O padre do deserto e a Eucaristia
Narrou o Abade Daniel, o Faranita: “Nosso Pai, o Abade Arsênio, referiu, a respeito de certo monge da Cétia, que fazia muitas coisas notáveis, mas que era ingênuo em matéria de fé. Ora em virtude de sua simplicidade, caia em erro e dizia: ‘O pão que recebemos, não é realmente o corpo de Cristo, mas símbolo deste’.
Certa vez dois anciãos ouviram-no que assim falava, e, conhecendo que muitos méritos tinha por seu gênero de vida, julgaram que o dizia em inocência e simplicidade; foram, pois, ter com ele e disseram-lhe: ‘Abade, ouvimos uma referência contrária à fé a respeito de alguém a saber: afirma que o pão que recebemos, não é realmente o corpo de Cristo, mas o símbolo deste’. Respondeu o ancião: ‘Fui eu que disse isso’.
Aqueles, então, exortaram-no: ‘Não conserves este modo de ver, ó Abade, mas aceita o que ensina a Igreja Católica. Nós cremos que o pão mesmo é o corpo de Cristo e que o cálice mesmo é o sangue de Cristo, em verdade, e não em figura. Mas, assim como no princípio Deus tomou lodo da terra e com ele plasmou o homem conforme a Sua imagem, de modo que ninguém pode dizer que não é imagem de Deus, embora imagem que não se deixa compreender, assim também o pão do qual o Senhor disse: ‘É meu corpo’, cremos que em verdade é o corpo de Cristo’.
O ancião retrucou: ‘Se eu não for persuadido pelo fato mesmo, não ficarei satisfeito’. Aqueles, então, disseram-lhe: ‘Rezemos esta semana a Deus a respeito de tal mistério; cremos que Deus no-lo revelará’. O ancião recebeu com alegria esta palavra, e orou a Deus, dizendo: ‘Senhor, tu sabes que não é por maldade que sou incrédulo; mas, para que não erre por ignorância, revela a mim, Senhor Jesus Cristo’.
De outra parte, os anciãos, voltando às suas celas, oravam a Deus, também eles, dizendo: ‘Senhor Jesus Cristo, revela a esse ancião tal mistério, para que creia e não perca o mérito de sua fadiga ascética’. Ora Deus ouviu a ambos. Terminada a semana, no domingo foram à igreja, e acharam-se juntos os três sós em um banco, estando no meio o ancião incrédulo.

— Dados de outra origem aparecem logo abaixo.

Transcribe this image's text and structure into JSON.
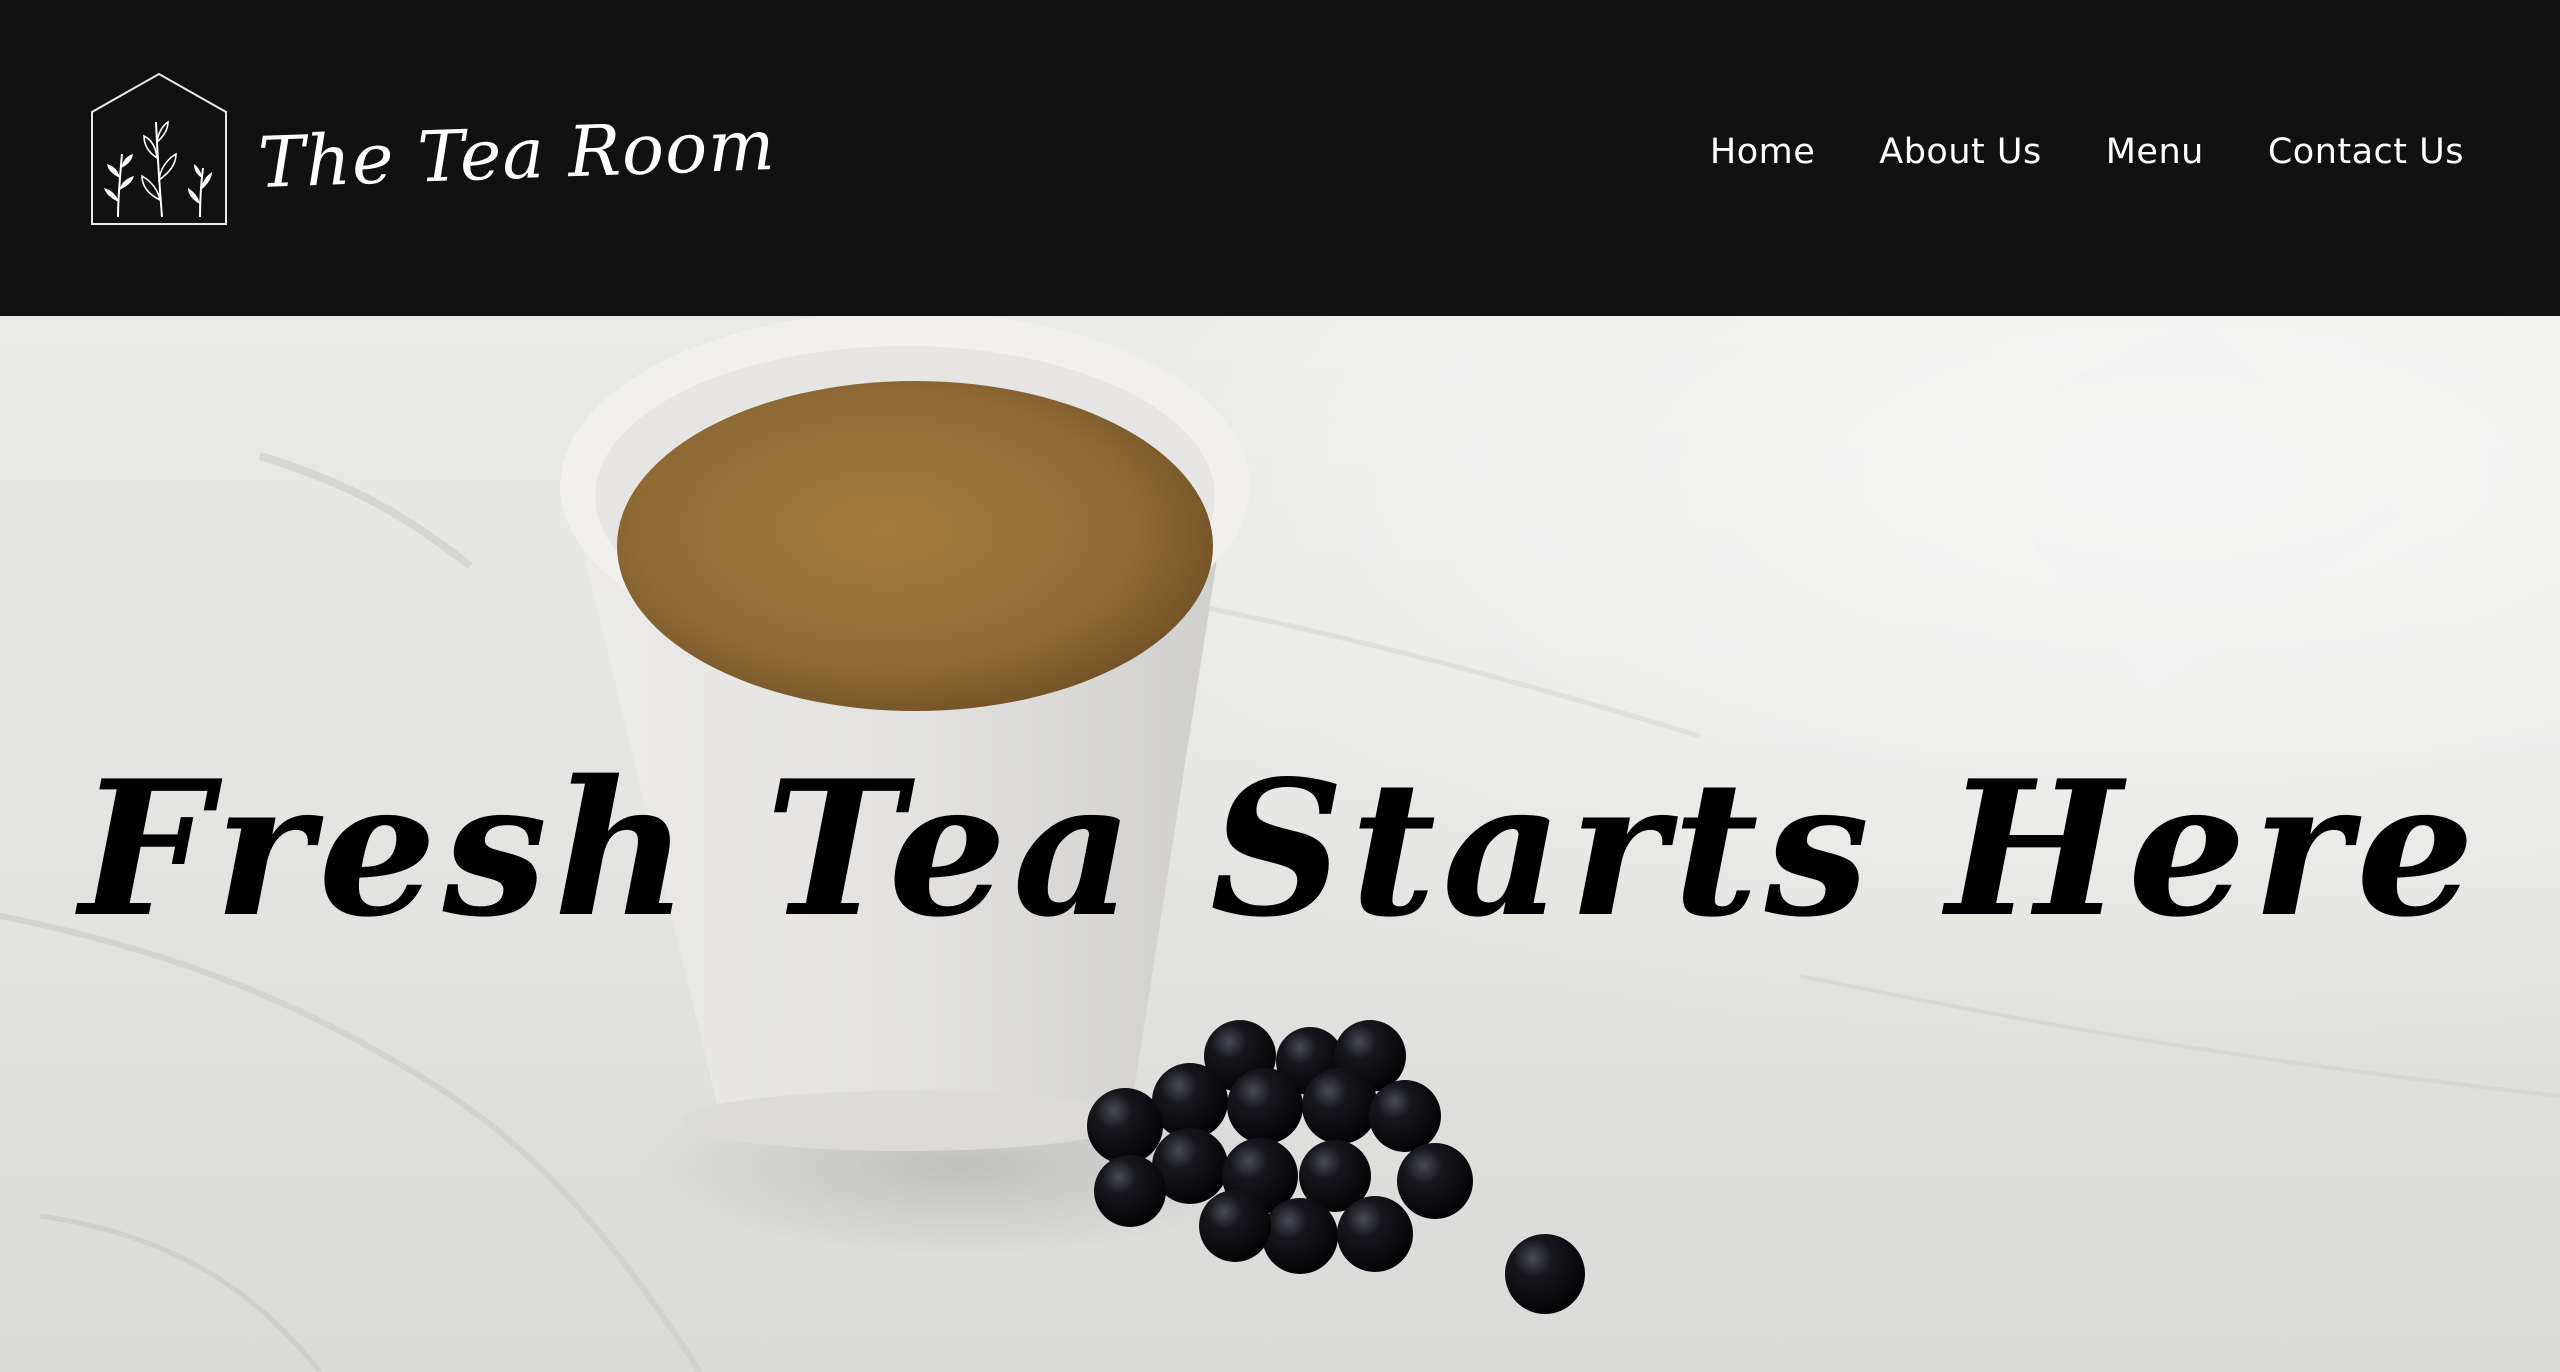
{
  "brand": {
    "name": "The Tea Room",
    "logo_icon": "house-with-plants-icon"
  },
  "nav": {
    "items": [
      {
        "label": "Home"
      },
      {
        "label": "About Us"
      },
      {
        "label": "Menu"
      },
      {
        "label": "Contact Us"
      }
    ]
  },
  "hero": {
    "heading": "Fresh Tea Starts Here",
    "image": "tea-cup-with-boba-photo"
  },
  "colors": {
    "header_bg": "#111111",
    "nav_text": "#ffffff",
    "heading_text": "#000000"
  }
}
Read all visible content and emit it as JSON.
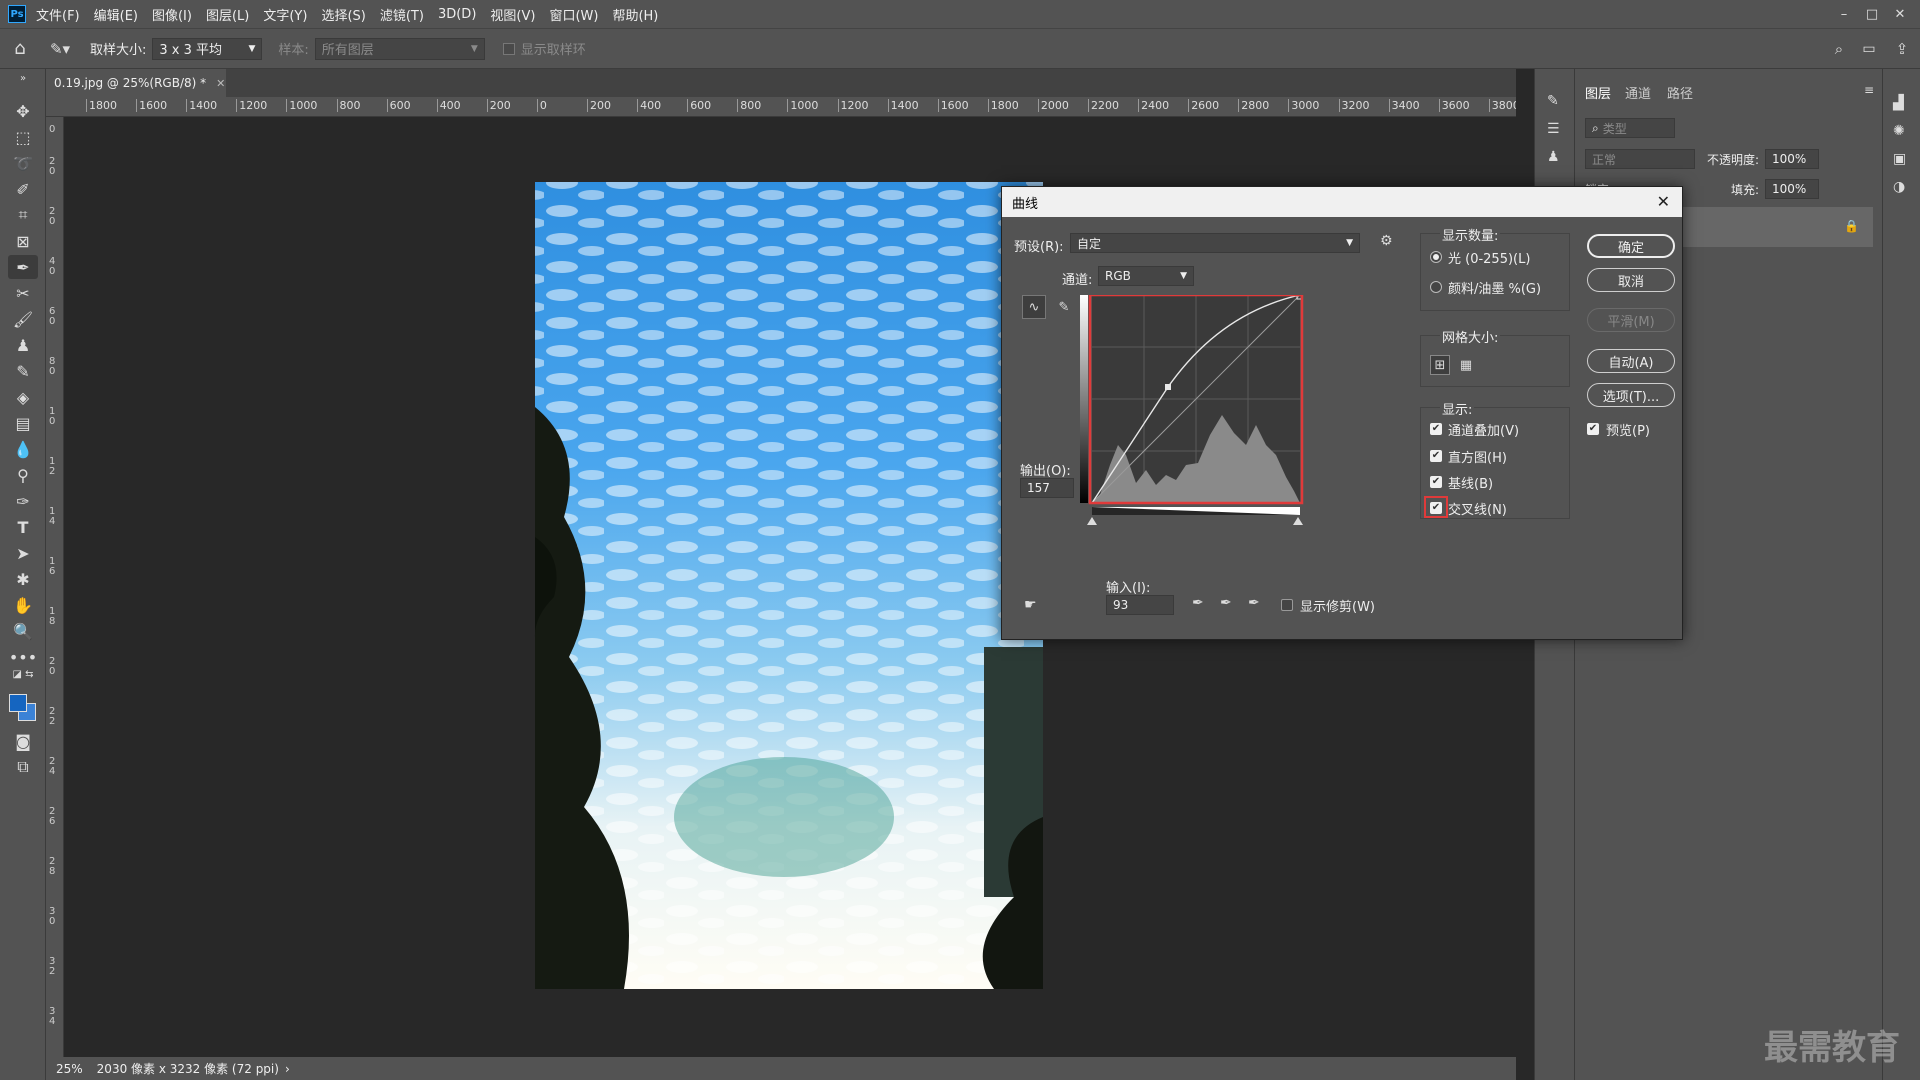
{
  "menubar": {
    "logo": "Ps",
    "items": [
      "文件(F)",
      "编辑(E)",
      "图像(I)",
      "图层(L)",
      "文字(Y)",
      "选择(S)",
      "滤镜(T)",
      "3D(D)",
      "视图(V)",
      "窗口(W)",
      "帮助(H)"
    ]
  },
  "options": {
    "sample_size_label": "取样大小:",
    "sample_size_value": "3 x 3 平均",
    "sample_label": "样本:",
    "sample_value": "所有图层",
    "show_ring_label": "显示取样环"
  },
  "document": {
    "tab_title": "0.19.jpg @ 25%(RGB/8) *",
    "ruler_ticks": [
      "1800",
      "1600",
      "1400",
      "1200",
      "1000",
      "800",
      "600",
      "400",
      "200",
      "0",
      "200",
      "400",
      "600",
      "800",
      "1000",
      "1200",
      "1400",
      "1600",
      "1800",
      "2000",
      "2200",
      "2400",
      "2600",
      "2800",
      "3000",
      "3200",
      "3400",
      "3600",
      "3800"
    ],
    "zoom": "25%",
    "info": "2030 像素 x 3232 像素 (72 ppi)"
  },
  "layers_panel": {
    "tabs": [
      "图层",
      "通道",
      "路径"
    ],
    "filter_placeholder": "类型",
    "blend_mode": "正常",
    "opacity_label": "不透明度:",
    "opacity_value": "100%",
    "lock_label": "锁定:",
    "fill_label": "填充:",
    "fill_value": "100%"
  },
  "dialog": {
    "title": "曲线",
    "preset_label": "预设(R):",
    "preset_value": "自定",
    "channel_label": "通道:",
    "channel_value": "RGB",
    "output_label": "输出(O):",
    "output_value": "157",
    "input_label": "输入(I):",
    "input_value": "93",
    "show_clipping_label": "显示修剪(W)",
    "show_amount_title": "显示数量:",
    "light_label": "光 (0-255)(L)",
    "pigment_label": "颜料/油墨 %(G)",
    "grid_size_title": "网格大小:",
    "show_title": "显示:",
    "channel_overlays_label": "通道叠加(V)",
    "histogram_label": "直方图(H)",
    "baseline_label": "基线(B)",
    "intersection_label": "交叉线(N)",
    "ok_label": "确定",
    "cancel_label": "取消",
    "smooth_label": "平滑(M)",
    "auto_label": "自动(A)",
    "options_label": "选项(T)...",
    "preview_label": "预览(P)",
    "highlight_color": "#e03a3a"
  },
  "watermark": "最需教育"
}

Abriram-se-lhes, então, os olhos: quando foi colocado sobre a mesa sagrada o pão, apareceu aos três como que um menino; e, quando o presbítero estendeu a mão para partir o pão, eis que um anjo do Senhor desceu do céu; trazia uma espada, com a qual matou o menino, derramando o seu sangue no cálice. Depois, quando o presbítero partiu o pão em pequenos fragmentos, também o anjo cortava pedacinhos do menino. Por fim, quando se aproximaram para receber as dádivas santas, ao ancião, e ao ancião só, foi dada carne que sangrava; vendo-a, foi tomado de temor, e exclamou: ‘Creio, Senhor, que este pão é teu corpo e o cálice é teu sangue’.(BETTENCOURT, Estêvão. Apoftegmas – A Sabedoria dos Padres do Deserto. Lumen Christi, Rio de Janeiro, 1979)
Logo a carne que se achava em suas mãos, se tornou pão, conforme o mistério; e ingeriu-o, dando graças a Deus. Disseram-lhe então os anciãos: ‘Deus conhece a natureza humana; sabe que ela não pode comer carne crua, e, por isto, transformou o seu corpo em pão, o seu sangue em vinho, para os que o recebem na fé’. E deram graças a Deus a propósito do ancião, pois que Deus não permitira fossem frustradas as fadigas deste. Finalmente voltaram os três com alegria para as respectivas celas.